原作本編・特別編共に終盤のイベントでは7人で行動していたこともあって、
数少ないアニオリ要素のあるエピローグも、この2人が原作ほどは5人と仲良くならなかったのかなって印象をより強くしたように感じました。
(この円盤を購入時の特典イラストで、原作柄の早期予約特典クリアポスターだと7人そろってるのに、
アニメ柄の店舗特典だとAmazon以外のもすべて含めても穂乃花すらいない5人だけっていうのが、
原作サイドとアニメ制作サイドのこの2人に対する認識の差の象徴のように感じました)
前述のように3年進級時のクラス分けの説明すらなく、原作既読が前提なのは間違いないです。
(ちなみにカレンを除くメインキャラの4人、カレンとホノカナがそれぞれ同じクラスという、1年時と同じ組み合わせ)
受験前のお守りも、綾からもらった陽子の髪飾り、カレンからもらった穂乃花のリボンのどちらも、
もらった時のエピソードがカットされてたので軽く流された程度でした。
それでも勇の友人の湊や、初登場回をカットされていた香奈の妹の比奈のような、
ストーリー上出なくても問題なかったキャラも多少なりとも登場していたのはよかったです。

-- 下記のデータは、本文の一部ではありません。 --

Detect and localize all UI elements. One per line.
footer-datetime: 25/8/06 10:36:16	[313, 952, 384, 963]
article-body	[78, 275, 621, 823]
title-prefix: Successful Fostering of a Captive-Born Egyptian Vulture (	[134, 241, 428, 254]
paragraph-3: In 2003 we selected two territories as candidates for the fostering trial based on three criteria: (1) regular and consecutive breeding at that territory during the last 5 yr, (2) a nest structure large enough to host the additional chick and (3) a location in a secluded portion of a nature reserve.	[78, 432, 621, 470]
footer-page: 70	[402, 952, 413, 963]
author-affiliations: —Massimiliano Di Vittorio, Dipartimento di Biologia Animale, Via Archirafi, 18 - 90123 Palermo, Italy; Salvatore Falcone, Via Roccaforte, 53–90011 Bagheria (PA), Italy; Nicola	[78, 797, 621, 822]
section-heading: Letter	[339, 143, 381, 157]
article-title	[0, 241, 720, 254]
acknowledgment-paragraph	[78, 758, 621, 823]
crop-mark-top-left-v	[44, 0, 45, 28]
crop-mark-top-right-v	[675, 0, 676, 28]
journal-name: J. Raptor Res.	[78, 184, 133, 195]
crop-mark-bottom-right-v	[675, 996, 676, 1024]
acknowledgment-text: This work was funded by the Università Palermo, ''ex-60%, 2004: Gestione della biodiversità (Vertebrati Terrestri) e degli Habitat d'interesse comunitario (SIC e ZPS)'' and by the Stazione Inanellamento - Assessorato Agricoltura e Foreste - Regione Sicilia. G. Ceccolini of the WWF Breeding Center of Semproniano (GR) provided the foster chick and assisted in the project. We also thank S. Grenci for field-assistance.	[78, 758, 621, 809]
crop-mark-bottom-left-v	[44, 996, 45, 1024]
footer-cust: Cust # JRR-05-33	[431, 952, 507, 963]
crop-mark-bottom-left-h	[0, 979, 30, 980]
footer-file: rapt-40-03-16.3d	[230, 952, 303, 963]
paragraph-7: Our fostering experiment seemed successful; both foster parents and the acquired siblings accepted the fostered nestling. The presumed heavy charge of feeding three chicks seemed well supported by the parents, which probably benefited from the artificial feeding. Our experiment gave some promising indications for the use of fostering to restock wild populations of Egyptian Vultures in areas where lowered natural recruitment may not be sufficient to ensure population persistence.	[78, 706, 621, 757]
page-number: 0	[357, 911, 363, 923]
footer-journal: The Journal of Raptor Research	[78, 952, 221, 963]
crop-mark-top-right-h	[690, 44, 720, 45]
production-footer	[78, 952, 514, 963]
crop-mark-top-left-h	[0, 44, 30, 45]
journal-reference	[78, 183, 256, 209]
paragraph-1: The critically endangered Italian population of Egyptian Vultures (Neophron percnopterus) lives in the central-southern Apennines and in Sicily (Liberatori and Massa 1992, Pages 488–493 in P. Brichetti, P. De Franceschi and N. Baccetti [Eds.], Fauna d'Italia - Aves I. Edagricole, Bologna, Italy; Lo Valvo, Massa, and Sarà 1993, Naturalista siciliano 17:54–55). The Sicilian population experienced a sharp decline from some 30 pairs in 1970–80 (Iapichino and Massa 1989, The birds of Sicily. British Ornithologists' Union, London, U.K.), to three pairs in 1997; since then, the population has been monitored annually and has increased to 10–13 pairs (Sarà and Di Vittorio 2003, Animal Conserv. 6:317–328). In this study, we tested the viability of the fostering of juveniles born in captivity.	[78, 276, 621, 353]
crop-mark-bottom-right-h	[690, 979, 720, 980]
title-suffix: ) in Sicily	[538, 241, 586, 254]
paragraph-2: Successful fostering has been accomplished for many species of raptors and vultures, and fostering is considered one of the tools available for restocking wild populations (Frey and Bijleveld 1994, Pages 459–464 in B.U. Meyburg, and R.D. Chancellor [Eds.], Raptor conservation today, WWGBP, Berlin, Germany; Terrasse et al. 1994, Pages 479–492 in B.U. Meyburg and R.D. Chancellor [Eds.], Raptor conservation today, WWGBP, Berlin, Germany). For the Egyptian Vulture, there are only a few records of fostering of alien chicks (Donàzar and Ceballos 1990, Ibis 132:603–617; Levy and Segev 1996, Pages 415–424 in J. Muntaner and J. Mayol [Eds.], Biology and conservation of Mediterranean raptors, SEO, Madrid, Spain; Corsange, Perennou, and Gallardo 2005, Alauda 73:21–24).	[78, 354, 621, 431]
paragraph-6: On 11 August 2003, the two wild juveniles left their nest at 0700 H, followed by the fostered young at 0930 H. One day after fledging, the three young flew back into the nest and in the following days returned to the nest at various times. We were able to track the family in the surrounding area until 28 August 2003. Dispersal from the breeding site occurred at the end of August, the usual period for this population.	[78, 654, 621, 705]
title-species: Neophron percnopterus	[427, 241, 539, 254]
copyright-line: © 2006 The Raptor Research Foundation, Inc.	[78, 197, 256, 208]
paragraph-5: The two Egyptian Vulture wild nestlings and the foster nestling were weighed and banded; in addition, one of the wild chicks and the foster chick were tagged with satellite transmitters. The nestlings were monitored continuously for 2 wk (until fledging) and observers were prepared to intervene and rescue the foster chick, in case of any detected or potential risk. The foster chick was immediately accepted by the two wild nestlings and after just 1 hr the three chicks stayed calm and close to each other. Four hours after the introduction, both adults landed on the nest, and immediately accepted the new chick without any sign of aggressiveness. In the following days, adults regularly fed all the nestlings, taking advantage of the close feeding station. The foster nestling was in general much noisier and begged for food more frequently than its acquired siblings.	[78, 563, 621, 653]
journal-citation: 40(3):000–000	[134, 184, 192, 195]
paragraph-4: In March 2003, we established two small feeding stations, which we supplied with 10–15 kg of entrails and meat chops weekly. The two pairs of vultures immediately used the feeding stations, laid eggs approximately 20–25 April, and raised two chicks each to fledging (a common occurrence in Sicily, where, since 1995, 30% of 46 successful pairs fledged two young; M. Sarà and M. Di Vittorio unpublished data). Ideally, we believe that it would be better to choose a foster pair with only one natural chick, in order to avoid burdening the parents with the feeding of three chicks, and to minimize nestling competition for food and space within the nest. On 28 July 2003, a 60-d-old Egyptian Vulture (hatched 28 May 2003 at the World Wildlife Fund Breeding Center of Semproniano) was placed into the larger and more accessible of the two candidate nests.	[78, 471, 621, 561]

アニメ化された原作完結済みのきらら作品は多数ありますが、原作最終回までアニメ化されたのはけいおんくらいだったので、
再アニメ化は無理だろうと半ばあきらめていた中での後半エピソードが映像化されたのはよかったのですが、
未アニメ化の範囲で映像化されなかった部分の方がはるかに多かったというのはやはり心残りです。
最低限形にするために進路や受験がメインになるのは仕方ないとはいえ、
それらが絡まない何気ない日常を描いた話(修学旅行は非日常なイベントですし)が皆無っていうのはきんモザとしては何か違う気がしました。
また個人的に原作でホノカナが結構好きだったので、原作では修学旅行後はその他の日常エピソードで出番が増えていったのに対し、
本作では原作でもほとんど関わらなかった進路が中心の話だったので、逆にほぼ蚊帳の外扱いだったのが残念でした。
こういった不満点も、もしTVアニメで1クールやってたならある程度の尺はとれて改善されただろうと思えるだけに、
3期としてもっと時間をかけてやってほしかったのが本音です。
製作側はベストを尽くしたでしょうが、やはり高校生活残り半分(原作6冊分)を映画1本にまとめるって企画の時点でどうやっても不満が出る内容になっただろうと感じました。